C’est alors que 2 groupes se constituent (en train et en camion HCE) pour se rendre au parking de la Flatière au-delà de la gare des Houches. Les joëlettes se déploient et il est 10h quand la troupe s’élève au-dessus du village de Le Bettey.

Le chemin continue à travers un joli sous-bois avec un pourcentage de pente à faire transpirer les coureurs du Tour de France ! Il faudra faire de nombreuses pauses pour récupérer dont une plus importante pour remonter les batteries. Une demi-heure plus tard, nous atteignons une petite clairière idéale pour la pause pique-nique qui sera suivie d’une belle sieste.

La randonnée se poursuit par le même chemin, toujours aussi pentu mais relativement roulant. Une heure plus tard, nous sortons de la forêt pour découvrir à nouveau la chaîne du Mont Blanc bien dégagée. Compte tenu de la difficulté de la journée amplifiée par de lourdes charges pour beaucoup d’entre nous, Cécile décide d’installer le camp au niveau des Chalets de Chailloux, situés tout de même à 1 923m ! Cela fera gagner 2h30 d’ascension sans pour autant perdre une belle vue qui va de l’Aiguille du Midi au Mont Blanc puis le Dôme du Goûter pour terminer par l’Aiguille du Bionnassay. Un panorama grandiose en guise de terrasse le temps de savourer un rafraichissement offert par certains.
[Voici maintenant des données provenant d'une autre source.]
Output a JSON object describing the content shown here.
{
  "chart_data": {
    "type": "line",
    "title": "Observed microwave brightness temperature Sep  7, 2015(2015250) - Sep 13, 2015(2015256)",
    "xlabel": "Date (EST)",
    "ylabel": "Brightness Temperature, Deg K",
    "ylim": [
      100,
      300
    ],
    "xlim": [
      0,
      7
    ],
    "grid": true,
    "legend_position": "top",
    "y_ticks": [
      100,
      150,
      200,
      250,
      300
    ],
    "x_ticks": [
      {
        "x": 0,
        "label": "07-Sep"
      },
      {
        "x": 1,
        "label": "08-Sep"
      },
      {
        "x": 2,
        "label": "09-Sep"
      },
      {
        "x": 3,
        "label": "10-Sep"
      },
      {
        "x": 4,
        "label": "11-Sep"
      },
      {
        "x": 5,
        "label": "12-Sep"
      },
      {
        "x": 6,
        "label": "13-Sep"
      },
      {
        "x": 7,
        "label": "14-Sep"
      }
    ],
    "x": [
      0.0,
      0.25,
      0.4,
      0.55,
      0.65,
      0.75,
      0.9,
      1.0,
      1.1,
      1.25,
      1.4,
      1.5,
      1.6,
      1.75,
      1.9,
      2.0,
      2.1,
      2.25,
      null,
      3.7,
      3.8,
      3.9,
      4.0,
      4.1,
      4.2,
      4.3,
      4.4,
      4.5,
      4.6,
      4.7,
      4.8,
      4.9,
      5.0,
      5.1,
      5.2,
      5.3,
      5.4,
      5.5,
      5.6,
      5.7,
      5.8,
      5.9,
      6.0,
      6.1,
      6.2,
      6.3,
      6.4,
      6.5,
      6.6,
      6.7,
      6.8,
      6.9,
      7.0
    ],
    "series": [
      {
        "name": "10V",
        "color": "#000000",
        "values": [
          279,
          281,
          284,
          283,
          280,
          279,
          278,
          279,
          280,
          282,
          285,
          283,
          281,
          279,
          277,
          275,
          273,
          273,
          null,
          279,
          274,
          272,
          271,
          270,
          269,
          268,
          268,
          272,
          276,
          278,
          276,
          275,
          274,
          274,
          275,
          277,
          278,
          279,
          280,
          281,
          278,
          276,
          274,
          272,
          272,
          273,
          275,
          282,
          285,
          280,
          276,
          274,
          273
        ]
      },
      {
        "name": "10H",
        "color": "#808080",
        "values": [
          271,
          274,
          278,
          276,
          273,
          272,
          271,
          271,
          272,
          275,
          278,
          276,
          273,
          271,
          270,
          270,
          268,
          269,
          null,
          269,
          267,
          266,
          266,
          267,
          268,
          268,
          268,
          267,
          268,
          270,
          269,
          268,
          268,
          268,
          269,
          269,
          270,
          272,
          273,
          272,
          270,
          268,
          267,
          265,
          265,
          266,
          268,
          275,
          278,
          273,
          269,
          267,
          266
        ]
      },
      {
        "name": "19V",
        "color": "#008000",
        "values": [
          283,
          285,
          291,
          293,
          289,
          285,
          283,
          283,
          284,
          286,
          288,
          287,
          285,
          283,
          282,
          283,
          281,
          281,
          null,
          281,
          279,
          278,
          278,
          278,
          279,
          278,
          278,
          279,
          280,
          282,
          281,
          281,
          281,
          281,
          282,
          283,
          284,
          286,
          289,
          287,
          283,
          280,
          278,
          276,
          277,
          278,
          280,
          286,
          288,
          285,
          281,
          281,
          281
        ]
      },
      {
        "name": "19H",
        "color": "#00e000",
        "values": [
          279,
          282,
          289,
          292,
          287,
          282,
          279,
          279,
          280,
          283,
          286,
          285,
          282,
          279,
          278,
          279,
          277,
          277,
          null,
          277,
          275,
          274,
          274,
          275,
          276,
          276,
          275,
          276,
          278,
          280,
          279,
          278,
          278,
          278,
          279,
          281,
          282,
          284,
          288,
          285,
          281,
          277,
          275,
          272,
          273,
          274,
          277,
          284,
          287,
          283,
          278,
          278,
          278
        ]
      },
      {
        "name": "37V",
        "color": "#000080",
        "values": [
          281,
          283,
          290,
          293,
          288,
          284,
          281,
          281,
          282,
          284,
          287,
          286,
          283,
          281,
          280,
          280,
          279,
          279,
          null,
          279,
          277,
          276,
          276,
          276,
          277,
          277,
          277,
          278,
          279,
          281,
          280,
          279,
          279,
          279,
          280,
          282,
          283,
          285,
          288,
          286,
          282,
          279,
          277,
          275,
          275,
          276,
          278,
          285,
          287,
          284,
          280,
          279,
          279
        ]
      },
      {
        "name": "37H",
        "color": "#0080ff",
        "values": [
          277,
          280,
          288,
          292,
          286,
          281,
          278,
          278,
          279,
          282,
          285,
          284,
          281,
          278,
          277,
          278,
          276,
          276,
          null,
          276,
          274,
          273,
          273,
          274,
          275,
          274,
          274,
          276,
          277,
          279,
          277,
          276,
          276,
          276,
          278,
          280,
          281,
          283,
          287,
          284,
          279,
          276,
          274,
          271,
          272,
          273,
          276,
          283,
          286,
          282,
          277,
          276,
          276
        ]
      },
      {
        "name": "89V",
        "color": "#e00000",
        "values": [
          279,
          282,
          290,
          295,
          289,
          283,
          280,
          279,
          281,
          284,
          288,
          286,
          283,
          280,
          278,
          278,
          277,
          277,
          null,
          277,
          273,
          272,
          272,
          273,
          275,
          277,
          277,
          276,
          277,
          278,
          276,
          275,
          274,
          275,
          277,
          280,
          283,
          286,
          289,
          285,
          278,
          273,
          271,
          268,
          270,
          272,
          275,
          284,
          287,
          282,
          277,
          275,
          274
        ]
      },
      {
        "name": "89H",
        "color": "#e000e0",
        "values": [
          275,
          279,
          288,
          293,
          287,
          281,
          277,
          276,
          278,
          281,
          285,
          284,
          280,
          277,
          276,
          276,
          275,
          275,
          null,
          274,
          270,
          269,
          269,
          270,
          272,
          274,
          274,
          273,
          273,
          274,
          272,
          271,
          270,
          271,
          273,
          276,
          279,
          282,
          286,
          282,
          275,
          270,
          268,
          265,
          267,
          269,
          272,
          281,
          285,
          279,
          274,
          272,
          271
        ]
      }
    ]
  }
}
Puis vient le temps du montage de la tente WC et de celle du bivouac tandis que des espaces se choisissent pour dormir à l’extérieur. Il est 19h quand le repas est prêt : soupe de légumes, gnocchis agrémentées de fromage de chèvre et de pesto, suivies de compote et de gâteaux secs. Un véritable festin pour un bivouac !

Il est trop tôt pour aller dormir et c’est par un jeu de dés de 5 000 que la soirée se terminera avec la chaleur d’un feu de bois.

Jeudi 24 : lever de soleil magnifique et petit déjeuner ponctué d’une anecdote « mais où est passé le café ? ». Le thé fera l’affaire !

C’est à travers champ que nous rejoignons un sentier en balcon qui nous permettra de faire une photo de groupe avant de quitter la vue sur la chaîne du Mont Blanc qui nous aura accompagnés pour la plupart du temps.

Nous basculons ainsi sur une chaîne de montagnes qui nous laisse apercevoir le Beaufortain, les Fiz et au loin les Aravis.

Petite pause « graines » pour un itinéraire encore jamais emprunté par les joëlettes et qui va s’avérer très technique. La descente est éprouvante car elle va durer sur plusieurs centaines de mètres de dénivelé.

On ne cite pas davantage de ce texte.